William B. Kristan III1 and William I. Boarman2
1
Department of Biological Sciences, California State University, San Marcos, CA 92026
2USGS-Western Ecological Research Center, San Diego, CA

Modern wildlife management strives to base practices on science. However, management actions cannot wait for scientific knowledge to accumulate, and are made with the best available science at the time, which can cause later difficulties when management actions are challenged. We investigated the scientific basis for recovery actions used for desert tortoises, both to determine its coverage (i.e. are there studies that address the effectiveness of recovery actions used today?) and its reliability (i.e. are the studies available scientifically defensible?). We collected peer-reviewed journal articles, unpublished reports, and other forms of information desert tortoise managers use to support their recovery actions, and evaluated topics addressed and major findings. Additionally, we compared each study to general criteria for reliability of scientific studies (e.g. the most reliable studies use experimental manipulation, randomization, replication, and controls whereas deviations from these practices reduce reliability). We found that studies of threats to tortoises are fairly common.
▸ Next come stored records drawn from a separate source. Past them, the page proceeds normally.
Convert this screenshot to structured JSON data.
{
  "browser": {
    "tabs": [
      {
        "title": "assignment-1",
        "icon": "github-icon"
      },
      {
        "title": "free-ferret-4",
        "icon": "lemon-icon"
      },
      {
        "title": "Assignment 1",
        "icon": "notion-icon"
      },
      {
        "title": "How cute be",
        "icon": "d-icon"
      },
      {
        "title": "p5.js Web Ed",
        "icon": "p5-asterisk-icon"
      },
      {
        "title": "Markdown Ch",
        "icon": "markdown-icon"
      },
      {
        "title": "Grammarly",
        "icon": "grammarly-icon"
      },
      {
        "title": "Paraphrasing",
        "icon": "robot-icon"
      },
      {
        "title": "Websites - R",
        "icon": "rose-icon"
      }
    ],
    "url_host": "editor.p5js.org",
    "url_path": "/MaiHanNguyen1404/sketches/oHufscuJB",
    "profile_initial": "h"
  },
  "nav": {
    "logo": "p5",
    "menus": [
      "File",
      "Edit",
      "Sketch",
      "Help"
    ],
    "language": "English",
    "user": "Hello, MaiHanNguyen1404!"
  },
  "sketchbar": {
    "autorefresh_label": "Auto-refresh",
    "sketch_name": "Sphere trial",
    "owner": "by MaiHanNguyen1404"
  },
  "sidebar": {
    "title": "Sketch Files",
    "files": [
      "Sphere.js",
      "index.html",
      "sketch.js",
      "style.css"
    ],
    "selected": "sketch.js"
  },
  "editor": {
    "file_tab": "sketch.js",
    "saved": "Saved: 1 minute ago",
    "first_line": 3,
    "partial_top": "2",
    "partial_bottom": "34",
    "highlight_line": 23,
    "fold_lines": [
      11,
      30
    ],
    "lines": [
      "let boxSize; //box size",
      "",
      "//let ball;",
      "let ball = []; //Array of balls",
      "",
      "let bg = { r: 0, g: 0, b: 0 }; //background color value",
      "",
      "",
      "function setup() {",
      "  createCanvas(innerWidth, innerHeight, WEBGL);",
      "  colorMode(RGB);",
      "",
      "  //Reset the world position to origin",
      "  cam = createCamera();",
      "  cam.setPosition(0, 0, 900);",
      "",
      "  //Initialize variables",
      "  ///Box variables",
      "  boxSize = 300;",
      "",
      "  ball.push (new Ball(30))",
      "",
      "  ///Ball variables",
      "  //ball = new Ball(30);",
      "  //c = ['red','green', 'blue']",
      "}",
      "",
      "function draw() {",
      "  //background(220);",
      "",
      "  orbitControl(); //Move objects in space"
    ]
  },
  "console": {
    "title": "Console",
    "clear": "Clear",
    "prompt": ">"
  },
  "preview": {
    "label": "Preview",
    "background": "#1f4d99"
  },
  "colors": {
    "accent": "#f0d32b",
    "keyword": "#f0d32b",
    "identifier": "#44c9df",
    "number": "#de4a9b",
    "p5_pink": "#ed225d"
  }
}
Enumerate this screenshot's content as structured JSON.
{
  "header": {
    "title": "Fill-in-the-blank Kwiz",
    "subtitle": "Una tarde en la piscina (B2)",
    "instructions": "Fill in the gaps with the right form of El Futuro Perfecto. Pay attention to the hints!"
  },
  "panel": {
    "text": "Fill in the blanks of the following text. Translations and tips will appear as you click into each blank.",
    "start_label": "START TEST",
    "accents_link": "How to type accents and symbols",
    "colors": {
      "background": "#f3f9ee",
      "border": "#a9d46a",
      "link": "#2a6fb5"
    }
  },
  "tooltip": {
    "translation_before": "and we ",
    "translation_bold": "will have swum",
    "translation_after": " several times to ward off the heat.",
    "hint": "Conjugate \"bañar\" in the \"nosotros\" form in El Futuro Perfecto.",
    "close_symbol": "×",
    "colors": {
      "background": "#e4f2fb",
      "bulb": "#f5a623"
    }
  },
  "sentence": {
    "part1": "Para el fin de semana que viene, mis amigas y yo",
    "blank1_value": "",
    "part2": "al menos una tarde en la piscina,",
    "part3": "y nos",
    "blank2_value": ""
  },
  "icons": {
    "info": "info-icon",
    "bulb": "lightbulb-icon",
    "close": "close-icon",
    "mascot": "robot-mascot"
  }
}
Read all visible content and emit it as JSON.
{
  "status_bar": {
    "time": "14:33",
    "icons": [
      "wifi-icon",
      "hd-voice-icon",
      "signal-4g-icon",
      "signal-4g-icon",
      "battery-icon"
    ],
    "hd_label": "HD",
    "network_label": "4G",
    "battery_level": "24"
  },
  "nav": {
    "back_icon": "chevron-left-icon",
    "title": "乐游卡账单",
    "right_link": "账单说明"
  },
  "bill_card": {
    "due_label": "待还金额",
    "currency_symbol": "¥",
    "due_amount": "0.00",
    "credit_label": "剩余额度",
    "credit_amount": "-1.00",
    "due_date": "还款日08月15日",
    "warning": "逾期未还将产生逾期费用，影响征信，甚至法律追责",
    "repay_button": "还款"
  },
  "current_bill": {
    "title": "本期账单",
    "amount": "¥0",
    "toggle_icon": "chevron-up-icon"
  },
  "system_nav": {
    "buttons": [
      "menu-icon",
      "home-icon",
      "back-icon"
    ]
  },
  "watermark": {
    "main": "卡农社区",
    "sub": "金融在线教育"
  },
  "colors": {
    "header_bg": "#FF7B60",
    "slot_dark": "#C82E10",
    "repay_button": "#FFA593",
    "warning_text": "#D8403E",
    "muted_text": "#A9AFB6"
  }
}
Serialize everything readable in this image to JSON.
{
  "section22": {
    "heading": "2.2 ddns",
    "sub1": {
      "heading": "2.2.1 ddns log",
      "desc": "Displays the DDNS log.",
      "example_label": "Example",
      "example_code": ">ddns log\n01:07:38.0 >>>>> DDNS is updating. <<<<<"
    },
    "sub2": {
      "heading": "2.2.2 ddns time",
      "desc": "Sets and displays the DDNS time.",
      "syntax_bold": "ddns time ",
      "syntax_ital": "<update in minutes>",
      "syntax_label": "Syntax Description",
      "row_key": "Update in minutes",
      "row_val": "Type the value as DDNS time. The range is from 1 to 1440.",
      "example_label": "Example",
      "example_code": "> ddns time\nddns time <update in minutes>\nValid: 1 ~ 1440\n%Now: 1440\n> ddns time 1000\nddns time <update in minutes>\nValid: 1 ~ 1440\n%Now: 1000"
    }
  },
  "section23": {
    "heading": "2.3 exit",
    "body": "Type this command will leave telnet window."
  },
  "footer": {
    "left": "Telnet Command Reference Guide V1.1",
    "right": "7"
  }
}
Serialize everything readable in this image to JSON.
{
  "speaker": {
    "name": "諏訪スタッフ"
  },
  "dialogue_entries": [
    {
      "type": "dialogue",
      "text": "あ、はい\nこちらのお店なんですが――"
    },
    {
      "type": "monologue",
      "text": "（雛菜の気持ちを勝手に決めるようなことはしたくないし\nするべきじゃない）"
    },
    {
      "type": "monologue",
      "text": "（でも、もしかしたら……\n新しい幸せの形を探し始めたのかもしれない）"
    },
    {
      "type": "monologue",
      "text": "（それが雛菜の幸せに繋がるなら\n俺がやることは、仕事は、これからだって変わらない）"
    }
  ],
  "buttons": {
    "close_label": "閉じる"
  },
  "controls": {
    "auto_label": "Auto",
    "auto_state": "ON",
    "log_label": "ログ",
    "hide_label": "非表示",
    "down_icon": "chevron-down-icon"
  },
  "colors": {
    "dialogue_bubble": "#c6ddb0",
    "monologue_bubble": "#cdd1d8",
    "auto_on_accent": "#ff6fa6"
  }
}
However, since reduction in a single known threat for a species limited by multiple threats (such as road mortality and raven predation) may not result in recovery, we considered reduction in threat to be a necessary but not a sufficient demonstration of effectiveness of a recovery action. Studies of effectiveness of recovery actions are rare, and we found no study that experimentally demonstrated a tortoise population recovery following a recovery action. We propose a series of increasingly stringent assumptions that must be made for observations of reduced threats to be considered recovery, so that existing studies can be better placed in a recovery context.